Thoughts on books, reading and publishing from the staff and friends of the Tattered Cover Book Store.
Thursday, June 24, 2010
The Hardest Book Review I've Ever Written
Every once and awhile a book comes along that seriously rattles my cage and messes with my head. This is one of those books. I was warned that this book was light years away from "Life of Pi". I was told that it was an allegory about the holocaust. I thought I was prepared. I was not.
I had to think about this book for a long time before I was willing to put out a review for it. It helped that I was able to meet Martel and talk with him about the book, but I still needed more time to process the book. I've decided that it really is a brilliant book, unique and powerful. Many will hate it, and I can understand that, but I don't think it's fair. It's good that books can take us by the intellectual shoulders sometimes and shake us and force us to see the world in a different way for at least a brief bit of time. That's what this book does, and does well.
The Library of Congress cataloging includes 1. Authors--Fiction. 2.

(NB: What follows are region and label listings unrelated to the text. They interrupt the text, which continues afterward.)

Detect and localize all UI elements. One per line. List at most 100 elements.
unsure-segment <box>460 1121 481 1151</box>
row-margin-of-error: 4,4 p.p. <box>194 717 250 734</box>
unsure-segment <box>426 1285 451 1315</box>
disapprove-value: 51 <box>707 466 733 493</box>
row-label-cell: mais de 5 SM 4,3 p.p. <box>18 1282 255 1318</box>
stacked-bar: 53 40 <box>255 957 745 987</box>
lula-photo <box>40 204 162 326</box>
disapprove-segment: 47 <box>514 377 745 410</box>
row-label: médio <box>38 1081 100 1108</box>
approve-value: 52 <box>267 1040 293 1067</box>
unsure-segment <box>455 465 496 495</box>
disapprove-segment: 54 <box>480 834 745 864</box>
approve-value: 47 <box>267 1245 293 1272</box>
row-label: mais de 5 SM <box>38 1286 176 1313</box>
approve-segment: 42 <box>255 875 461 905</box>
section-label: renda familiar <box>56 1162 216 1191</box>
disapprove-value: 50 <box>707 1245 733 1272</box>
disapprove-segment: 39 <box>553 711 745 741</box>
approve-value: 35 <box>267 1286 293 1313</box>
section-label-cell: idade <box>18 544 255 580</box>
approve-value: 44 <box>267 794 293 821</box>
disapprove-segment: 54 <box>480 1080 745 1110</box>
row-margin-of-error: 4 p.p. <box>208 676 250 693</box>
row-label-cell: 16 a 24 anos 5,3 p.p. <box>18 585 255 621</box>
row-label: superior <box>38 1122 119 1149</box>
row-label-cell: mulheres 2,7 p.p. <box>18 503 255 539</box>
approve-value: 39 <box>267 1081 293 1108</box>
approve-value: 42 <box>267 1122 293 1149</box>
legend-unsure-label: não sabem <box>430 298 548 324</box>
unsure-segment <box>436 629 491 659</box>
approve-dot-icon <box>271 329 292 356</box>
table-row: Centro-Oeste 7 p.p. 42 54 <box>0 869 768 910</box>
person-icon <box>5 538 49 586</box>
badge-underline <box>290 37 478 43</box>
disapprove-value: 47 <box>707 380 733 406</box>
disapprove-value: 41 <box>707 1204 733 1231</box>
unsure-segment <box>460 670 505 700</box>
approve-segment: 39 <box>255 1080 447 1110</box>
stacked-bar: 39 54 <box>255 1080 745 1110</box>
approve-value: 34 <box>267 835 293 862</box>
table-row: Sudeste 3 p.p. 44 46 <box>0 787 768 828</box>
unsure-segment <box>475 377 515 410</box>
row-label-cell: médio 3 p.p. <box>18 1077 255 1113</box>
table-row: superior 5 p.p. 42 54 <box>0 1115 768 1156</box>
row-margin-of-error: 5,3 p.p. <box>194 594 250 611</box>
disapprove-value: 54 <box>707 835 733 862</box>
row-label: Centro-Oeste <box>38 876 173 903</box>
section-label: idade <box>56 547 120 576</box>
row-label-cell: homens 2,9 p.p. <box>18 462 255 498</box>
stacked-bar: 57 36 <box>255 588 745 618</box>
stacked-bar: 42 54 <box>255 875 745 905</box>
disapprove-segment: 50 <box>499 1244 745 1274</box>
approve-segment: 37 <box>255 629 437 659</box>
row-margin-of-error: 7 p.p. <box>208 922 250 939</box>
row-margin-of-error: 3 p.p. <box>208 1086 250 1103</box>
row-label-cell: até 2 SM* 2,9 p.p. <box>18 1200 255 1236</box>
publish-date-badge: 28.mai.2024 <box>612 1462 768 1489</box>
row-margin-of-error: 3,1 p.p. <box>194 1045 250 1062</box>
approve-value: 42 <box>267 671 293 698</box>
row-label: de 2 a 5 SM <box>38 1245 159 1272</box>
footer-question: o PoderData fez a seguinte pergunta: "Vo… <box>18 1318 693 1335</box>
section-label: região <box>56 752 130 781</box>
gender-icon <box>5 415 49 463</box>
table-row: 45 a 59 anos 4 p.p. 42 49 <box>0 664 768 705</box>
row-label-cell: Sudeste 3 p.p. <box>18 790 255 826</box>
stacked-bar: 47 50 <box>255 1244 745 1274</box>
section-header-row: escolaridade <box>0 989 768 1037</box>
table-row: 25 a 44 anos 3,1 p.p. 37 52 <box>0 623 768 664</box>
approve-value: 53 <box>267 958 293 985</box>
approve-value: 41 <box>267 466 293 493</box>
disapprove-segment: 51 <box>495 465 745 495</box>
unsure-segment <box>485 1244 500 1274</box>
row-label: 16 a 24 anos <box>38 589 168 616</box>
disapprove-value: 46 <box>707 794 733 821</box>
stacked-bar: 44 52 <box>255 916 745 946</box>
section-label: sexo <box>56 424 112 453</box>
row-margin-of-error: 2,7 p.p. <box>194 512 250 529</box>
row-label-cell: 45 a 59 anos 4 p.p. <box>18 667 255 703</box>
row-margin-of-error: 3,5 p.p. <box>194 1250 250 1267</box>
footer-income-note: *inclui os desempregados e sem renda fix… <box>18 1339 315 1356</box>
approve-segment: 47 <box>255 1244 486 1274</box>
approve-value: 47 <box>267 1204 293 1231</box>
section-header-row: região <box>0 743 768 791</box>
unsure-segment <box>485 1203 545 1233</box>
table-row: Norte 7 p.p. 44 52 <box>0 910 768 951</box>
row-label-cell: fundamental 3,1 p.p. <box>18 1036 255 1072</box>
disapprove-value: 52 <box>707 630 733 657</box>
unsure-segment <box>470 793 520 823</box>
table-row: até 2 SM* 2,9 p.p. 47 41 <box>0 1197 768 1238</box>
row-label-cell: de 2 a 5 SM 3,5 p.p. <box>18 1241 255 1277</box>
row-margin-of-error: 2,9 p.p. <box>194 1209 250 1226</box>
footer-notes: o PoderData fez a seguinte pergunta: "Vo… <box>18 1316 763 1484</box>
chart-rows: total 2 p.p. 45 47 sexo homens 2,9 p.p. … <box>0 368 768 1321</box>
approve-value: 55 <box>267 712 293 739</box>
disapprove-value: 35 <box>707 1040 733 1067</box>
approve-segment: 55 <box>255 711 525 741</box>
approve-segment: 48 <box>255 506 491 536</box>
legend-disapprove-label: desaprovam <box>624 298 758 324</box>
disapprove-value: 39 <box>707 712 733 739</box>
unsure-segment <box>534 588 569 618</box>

Taxidermists--Fiction. 3. Animals--Fiction. That's all true. But the one you have to look out for is the final one mentioned--4. Psychological fiction. That is the danger, the power, and the marvel of this book. The majority of the book--90% roughly--is a slow yet fascinating intellectual puzzle that offers disjointed pieces that your brain slowly moves around, trying to figure out what the final picture will be. You'll notice, off and on, similarities to the work of Beckett and Camus, the author even admits to naming the titled two
characters after those in Dante's Inferno. Hints are given teasingly of inner secrets that are far removed from the intellectual mind game that makes up the bulk of this book, told rather impersonally and at best two dimensionally. I frankly could not put the thing down--I was enjoying the puzzle, the literary and psychological maze that is this book.
And then I reached the final 30ish pages, when just enough of the final pieces were given to me to turn my knuckles white with horror. The black and white pages became red, the quiet tone became an endless shriek not unlike the howler monkey's, passively described earlier in the book but deafening in the brutality of the final scenes. Insanity and brutality replace intellectualism. The picture is never made quite complete, despite it's graphic telling--mysteries still exist. Pieces are literally destroyed in the fire of the final, devastating moments. There are not answers to every question. But, as a epilogue, there are questions, asked in the same, intellectually removed, distant voice that the majority of the story is told in that are far more devastating than even the cataclysmic final scene. As you read them, somewhere in the distance, a howler monkey begins to scream.
I feel like this book was an intellectual and emotional challenge that will echo in me for a very long time. I want to talk about it--I want to prepare people for it so they can get past the shock and appreciate the brilliance. I don't know how to do that, really, more than with these words here, now. I hope they make a difference.